Remnants of Hope: Traces of God's Fingerprints
by Sis Tetet Assen | February 01, 2026
by Sis Tetet Assen | February 01, 2026
When I was promoted at work, it was something I had prayed for, hoped for, and believed God for. It felt like a blessing—a clear answer to prayer. But when the transition began, everything shifted.
Instead of feeling confident, I felt overwhelmed. Instead of feeling capable, I felt lost. Instead of celebrating the promotion, I began drowning in responsibilities I couldn’t seem to escape.
Every day felt heavier than the last. Work-life balance disappeared.
I was exhausted—physically, mentally, emotionally. There were days when coping felt like a full-time job in itself.
In my quiet moments, I even found myself asking God: “Lord, why did You promote me if I would only struggle like this?”
And that question took me straight into the heart of Lamentations.
Just like the Israelites, I felt like I had lost peace, lost joy, and was slowly losing endurance. I resonated with the words,
“My soul is bereft of peace; I have forgotten what happiness is.” (Lamentations 3:17)
I understood what it meant to feel empty inside—to wake up tired, to go to sleep worried, to carry pressure day after day until hope feels thinner and thinner.

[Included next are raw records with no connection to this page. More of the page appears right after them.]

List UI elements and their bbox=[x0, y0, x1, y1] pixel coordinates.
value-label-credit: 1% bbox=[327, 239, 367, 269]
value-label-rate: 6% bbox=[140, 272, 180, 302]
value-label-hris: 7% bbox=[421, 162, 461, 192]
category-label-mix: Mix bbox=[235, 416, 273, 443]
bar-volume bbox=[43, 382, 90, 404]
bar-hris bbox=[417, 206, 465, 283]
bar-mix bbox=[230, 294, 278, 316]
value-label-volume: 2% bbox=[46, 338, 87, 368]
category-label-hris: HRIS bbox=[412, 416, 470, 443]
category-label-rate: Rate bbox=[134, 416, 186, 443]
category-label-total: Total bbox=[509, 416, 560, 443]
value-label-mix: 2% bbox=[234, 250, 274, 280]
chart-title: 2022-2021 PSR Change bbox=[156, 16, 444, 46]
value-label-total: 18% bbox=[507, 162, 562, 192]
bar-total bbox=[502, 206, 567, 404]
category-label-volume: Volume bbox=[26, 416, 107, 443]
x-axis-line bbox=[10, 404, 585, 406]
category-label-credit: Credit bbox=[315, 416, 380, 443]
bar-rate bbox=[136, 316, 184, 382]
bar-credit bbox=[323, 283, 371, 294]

And yet… even in the heaviness, God kept leaving fingerprints. A task I thought I couldn’t finish—but somehow did. A decision I was afraid to make—but God guided. A crisis at work—but peace came at just the right moment. Wisdom that didn’t come from me. Strength I knew I didn’t have.
I saw His fingerprints everywhere— and yet, in my weakness, it felt like it still wasn’t enough to lift the weight I was carrying.
But then Lamentations reminded me: The hope of the Israelites did not come from circumstances. Not from their strength. Not from their abilities. Not from what they could fix or understand.
Their hope came from one truth:
“The Lord is my portion… therefore I will hope in Him.” (Lamentations 3:24)
So I cling to that same truth. Even when I feel empty, even when I have no balance, even when my strength is barely enough for the day—God is still my portion. He is what’s left when everything else runs out. He is the hope that remains when my own hope fades. He is the strength that carries me when I have none.
Yes, I am struggling— but I am not abandoned. Yes, I feel lost— but I am not without direction. Yes, the pressure is great— but God’s mercy is new every morning. So like the Israelites in their darkest hour, Still… I will hope. Not because life is easy, but because God is faithful. Not because I am strong, but because God is enough.
He is my portion. And the remnants of hope in me, are the traces of His fingerprints. A firm proof that God is in me.